V d’H : Stromberg n’a pas voulu que j’assiste à la séance. (Un temps.) Il n’a confiance en personne, on dirait.
V de F : (Ton amusé, révélateur d’admiration amoureuse.) Il est prudent jusqu’à la maniaquerie, ce qui ne l’empêche pas d’être téméraire au-delà du possible.
(Encore un long temps de silence. Bruit de liquide bu.)
V d’H : Écoutez, vous avez beau dire, moi je commence à trouver son absence alarmante. Ce flic français n’était peut-être pas aussi mal en point que ne l’affirmait la grosse Martha.
V de F : De toute façon, il n’est pas de taille à inquiéter sérieusement Jan ; cela dit, téléphonez à l’hôtel si bon vous semble.
V d’H : Je me méfie du téléphone, je préfère aller voir sur place.
(Bruit de pas.)
Quand le gusman sort de la pièce, je suis prêt à l’accueillir, le canon de mon feu bien assuré dans ma paume, la crosse présentée comme la tête de linotte contondante d’un marteau.

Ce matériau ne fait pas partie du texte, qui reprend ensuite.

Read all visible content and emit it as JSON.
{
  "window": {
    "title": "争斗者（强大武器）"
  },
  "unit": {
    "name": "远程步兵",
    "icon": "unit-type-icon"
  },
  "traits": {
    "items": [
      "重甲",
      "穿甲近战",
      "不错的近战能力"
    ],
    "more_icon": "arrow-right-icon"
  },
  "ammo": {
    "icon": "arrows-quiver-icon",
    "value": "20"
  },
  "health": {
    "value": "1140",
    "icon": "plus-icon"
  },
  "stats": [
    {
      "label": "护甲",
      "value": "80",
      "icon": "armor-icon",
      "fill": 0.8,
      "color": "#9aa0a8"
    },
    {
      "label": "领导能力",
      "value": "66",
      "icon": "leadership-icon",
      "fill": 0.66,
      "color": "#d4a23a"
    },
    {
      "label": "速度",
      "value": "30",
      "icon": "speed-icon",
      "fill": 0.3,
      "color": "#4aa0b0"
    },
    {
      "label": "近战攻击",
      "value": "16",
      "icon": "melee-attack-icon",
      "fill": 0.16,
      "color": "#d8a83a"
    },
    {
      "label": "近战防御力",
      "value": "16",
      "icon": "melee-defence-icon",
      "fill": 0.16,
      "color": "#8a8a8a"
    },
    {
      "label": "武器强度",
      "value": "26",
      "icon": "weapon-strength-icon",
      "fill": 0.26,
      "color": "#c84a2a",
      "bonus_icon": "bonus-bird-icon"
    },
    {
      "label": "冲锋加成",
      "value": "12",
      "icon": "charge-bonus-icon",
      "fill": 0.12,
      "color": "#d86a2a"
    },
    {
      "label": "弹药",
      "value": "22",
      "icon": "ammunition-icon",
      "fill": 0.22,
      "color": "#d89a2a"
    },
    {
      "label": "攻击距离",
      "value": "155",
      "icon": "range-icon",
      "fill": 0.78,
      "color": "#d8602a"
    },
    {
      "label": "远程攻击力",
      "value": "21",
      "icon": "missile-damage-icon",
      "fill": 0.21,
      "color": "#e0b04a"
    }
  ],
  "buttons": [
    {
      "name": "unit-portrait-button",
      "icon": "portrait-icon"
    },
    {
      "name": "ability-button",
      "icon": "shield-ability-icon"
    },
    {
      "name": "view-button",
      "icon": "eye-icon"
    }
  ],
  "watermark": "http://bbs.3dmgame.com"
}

Sitôt qu’il surgit, je le frappe au milieu du front, sans prendre le temps de le saluer près à lavement [24] Expression qu’emploie Béru au lieu de préalablement.
. Il morfle le coup de buis avec la sidérance d’un bovin et choit de lui comme un cache-pot d’une console à Asnam (ex-Orléansville).
C’est seulement lorsqu’il est croquevillé sur le sol que je l’examine. Il s’agit d’un gars d’une rantaine d’année, mince, chauve précocement, avec une couronne de cheveux blonds, plus une vingtaine soigneusement étalés sur le dessus de la pagode. Son regard chaviré est celui d’un hareng frappé par le saur quand il vient de sortir de saumure.
— Vous êtes tombé, Marcellin ? demande la voix de femme dont j’ai omis de te signaler qu’elle était imprégnée d’accent britannique, mais qu’est-ce que t’en as à foutre, Seigneur !
Je happe ma victime par son col de veste et la traîne dans la pièce, tout en conservant mon revolver en main.